Cows don't move or wander like bison, they can’t take the cold like bison either, when it gets cold cattle hunker down by creeks or down behind shrubs while bison meander along no matter the weather, and when its hot, cattle go to the creek bottoms for shade and the cooling water. Bison still meander the grasslands.

The cattle’s destruction around creeks is devastating, by eating the trees and shrubs they reduce the amount of available shade. Their eating means less leaf falling to cover the ground and, when the shrubs die, less roots to stabilize the stream banks. The soil around the creeks dries out, the boxelder, cottonwoods, wild rose and snowberry vanish, and the streambanks get taken over by non-native grasses. What was once a cooling refuge for wildlife becomes almost as dismal as the uplands.

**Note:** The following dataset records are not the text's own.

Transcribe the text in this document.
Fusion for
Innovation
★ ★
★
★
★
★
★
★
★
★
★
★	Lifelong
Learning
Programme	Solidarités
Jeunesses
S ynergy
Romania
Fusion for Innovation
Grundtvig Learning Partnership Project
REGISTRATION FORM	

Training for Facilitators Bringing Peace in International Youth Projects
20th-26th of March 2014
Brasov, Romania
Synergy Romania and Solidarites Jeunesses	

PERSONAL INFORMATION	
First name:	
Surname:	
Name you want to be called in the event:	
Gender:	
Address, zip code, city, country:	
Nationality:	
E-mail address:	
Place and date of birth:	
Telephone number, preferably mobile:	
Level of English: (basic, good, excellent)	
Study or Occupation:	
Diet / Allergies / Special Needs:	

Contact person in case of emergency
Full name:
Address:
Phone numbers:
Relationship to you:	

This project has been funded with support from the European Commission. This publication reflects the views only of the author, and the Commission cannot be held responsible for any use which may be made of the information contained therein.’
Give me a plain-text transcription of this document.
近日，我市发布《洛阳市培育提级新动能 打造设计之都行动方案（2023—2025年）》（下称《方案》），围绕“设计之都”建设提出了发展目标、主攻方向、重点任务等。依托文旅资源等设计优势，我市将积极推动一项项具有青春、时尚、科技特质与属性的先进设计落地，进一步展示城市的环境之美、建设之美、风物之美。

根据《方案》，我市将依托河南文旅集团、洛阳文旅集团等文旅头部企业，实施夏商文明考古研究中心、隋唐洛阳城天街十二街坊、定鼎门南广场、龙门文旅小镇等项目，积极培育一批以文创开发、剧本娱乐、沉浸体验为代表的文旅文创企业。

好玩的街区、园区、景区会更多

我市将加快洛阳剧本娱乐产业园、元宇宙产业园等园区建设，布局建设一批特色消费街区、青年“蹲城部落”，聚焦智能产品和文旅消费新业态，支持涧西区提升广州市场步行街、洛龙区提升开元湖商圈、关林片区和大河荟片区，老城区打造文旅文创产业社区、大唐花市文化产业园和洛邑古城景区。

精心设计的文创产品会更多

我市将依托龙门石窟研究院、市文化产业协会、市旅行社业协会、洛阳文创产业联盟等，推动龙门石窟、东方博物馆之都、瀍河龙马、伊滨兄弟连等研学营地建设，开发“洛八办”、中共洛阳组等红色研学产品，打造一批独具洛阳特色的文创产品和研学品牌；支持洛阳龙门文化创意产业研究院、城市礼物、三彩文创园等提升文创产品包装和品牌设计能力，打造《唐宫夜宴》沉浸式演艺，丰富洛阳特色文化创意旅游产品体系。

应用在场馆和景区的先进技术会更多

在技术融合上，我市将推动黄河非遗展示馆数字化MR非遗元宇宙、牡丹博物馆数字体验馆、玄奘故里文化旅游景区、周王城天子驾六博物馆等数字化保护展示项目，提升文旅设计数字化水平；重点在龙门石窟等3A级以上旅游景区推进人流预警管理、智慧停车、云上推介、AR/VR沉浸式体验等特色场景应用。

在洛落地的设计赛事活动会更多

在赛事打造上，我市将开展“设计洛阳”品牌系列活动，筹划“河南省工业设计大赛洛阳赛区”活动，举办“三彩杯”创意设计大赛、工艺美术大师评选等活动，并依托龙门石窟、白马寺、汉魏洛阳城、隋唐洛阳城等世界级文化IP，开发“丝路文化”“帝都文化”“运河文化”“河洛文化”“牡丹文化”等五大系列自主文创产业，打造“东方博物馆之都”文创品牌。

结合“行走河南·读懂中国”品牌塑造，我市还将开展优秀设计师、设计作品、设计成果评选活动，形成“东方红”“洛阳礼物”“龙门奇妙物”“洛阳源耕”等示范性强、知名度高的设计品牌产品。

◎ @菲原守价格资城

Bison, by difference, are content to tough it out on the prairie. It's what evolution did. They visit streams and ponds occasionally to drink, but bison evolved to keep moving. Unless the temperatures approach the hundreds, they usually don't bother spending time near creeks. They don't need as much shade. They prefer the grasses on the sunbaked uplands to woody shrubs in the river bottoms. As a consequence, they do very little damage to creeks compared to cows.

Rivers and streams cover less than 2% of the prairie, but are very crucial refuges for its wildlife. Research shows intensifications in vegetation and bird diversity on creeks where bison have replaced cattle. There are more deer and elk. Low-density grazing by bison is related with more diversity in woody vegetation heights and more native plant mixture in riparian areas than seasonal grazing by cattle. Well-vegetated creeks are the prairie's lifeblood. They keep the soil moist, the vegetation green, and they provide dispersal corridors for large mammals like mountain lions and black bears. Someday, they may afford safe passage for recovering grizzly bear populations. Replacing cattle with bison has greened up a floodplain nearly 594ft wide. Standing by one of the braids of the creek, the tops of the cattails wave in the breeze, where they were nearly no existent.

Another important animal in the creeks are beavers, The abundance of new growth made possible by the bison gave beavers the building material they needed Cottonwood trees. In the years to come, the flooding created by the dams will cause cottonwood seeds buried in the streambanks to sprout, leading to the regrowth of trees. As more shrubs and trees return, more beavers will move in and build more dams, the natural, important, and essential cycle will continue.

Ranchers in the areas have realized that in order to have a healthy ranch they need to also save the creeks, so they are sending water to troughs far away from the creeks or keep the cows from moving down there as much and wreaking havoc on the streams. With partnerships with Native Americans, ranchers, and conversationalists we can have both a healthy prairie, and profitable ranches, it’s a win, win for all of us.